Introduction to part-of-speech (POS) tagging. POS tagsets: the Penn Treebank tagset and the Google Universal Tagset. Rule-based POS tagging. Stochastic part-of-speech tagging. Hidden markov models. Deleted interpolation. Linear and logistic regression: Maximum Entropy models. Transformation-based POS tagging. Handling out-of-vocabulary words. The Stanford POS tagger. Neural POS tagging with bidirection LSTMs. Presentation of homework 2.


Friday, March 31, 2017

Lecture 6: deep learning; intro to part of speech tagging

Recurrent Neural Networks and Long-Short Term Memory networks. Practical session on character-based LSTMs with Keras. Introduction to part-of-speech tagging.


Monday, March 27, 2017

Lecture 5: practical session on Keras; more on NNs for NLP; word embeddings

Practical session on Keras. More on NNs for NLP: hierarchical softmax; negative sampling. Vector representations. Word2vec. Word embeddings and their properties.


Friday, March 17, 2017

Lecture 4: language modeling (2); neural networks and NLP

We discussed perplexity and its close relationship with entropy, we introduced smoothing and interpolation techniques to deal with the issue of data sparsity. Practical session on language modeling with Python and the Berkeley LM toolkit.

Friday, March 10, 2017

Lecture 3: morphological analysis: practical session; homework 1; language modeling (1)

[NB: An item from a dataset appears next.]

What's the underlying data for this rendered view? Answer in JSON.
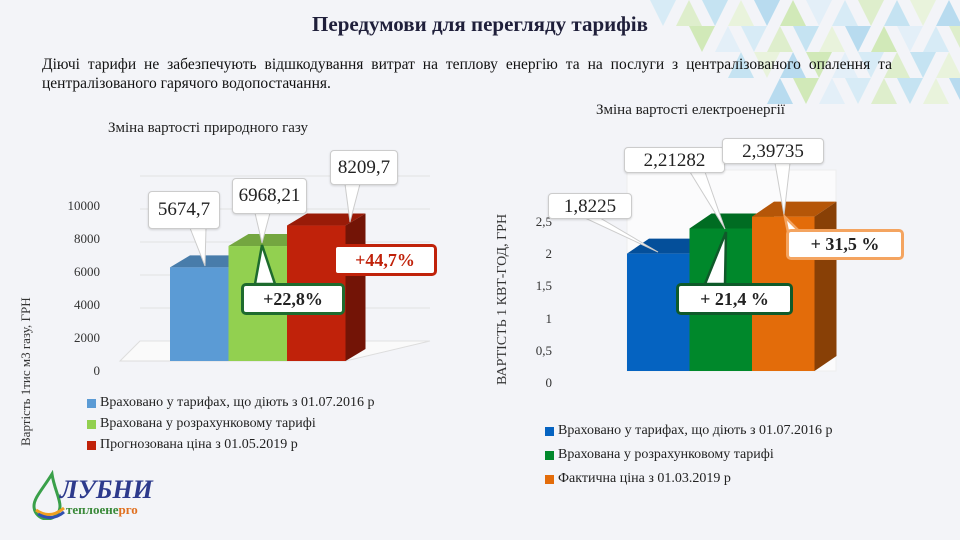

We had a practical session on morphological analysis in Python and Java. We reviewed basic probability concepts. introduced N-gram models (unigrams, bigrams, trigrams), together with their probability modeling and issues.

We also discussed homework 1 (see post on the class group).

Friday, March 3, 2017

Lecture 2: intro (2); morphological analysis

We introduced words and morphemes. Before delving into morphology and morphological analysis, we introduced regular expressions as a powerful tool to deal with different forms of a word. We then introduced recent work on morphological analysis based on machine learning: unsupervised (Morfessor) and supervised (based on CRFs).


Saturday, February 25, 2017

Lecture 1: Introduction to NLP

We gave an introduction to the course and the field it is focused on, i.e., Natural Language Processing, with a focus on the Turing Test as a tool to understand whether "machines can think". We also discussed the pitfalls of the test, including Searle's Chinese Room argument.


Thursday, January 19, 2017

Ready, steady, go!

Welcome to the Sapienza NLP course blog! This year there will be important changes: first, projects will be lightweight for attending students; second, homeworks will be part of the final project (in this respect, attending students will complete more than 50% of their projects before the end of the course); third, the class will be updated on the newest trends in neural networks; fourth: this year the (class) project will be... the development of an intelligent chatbot working on Telegram!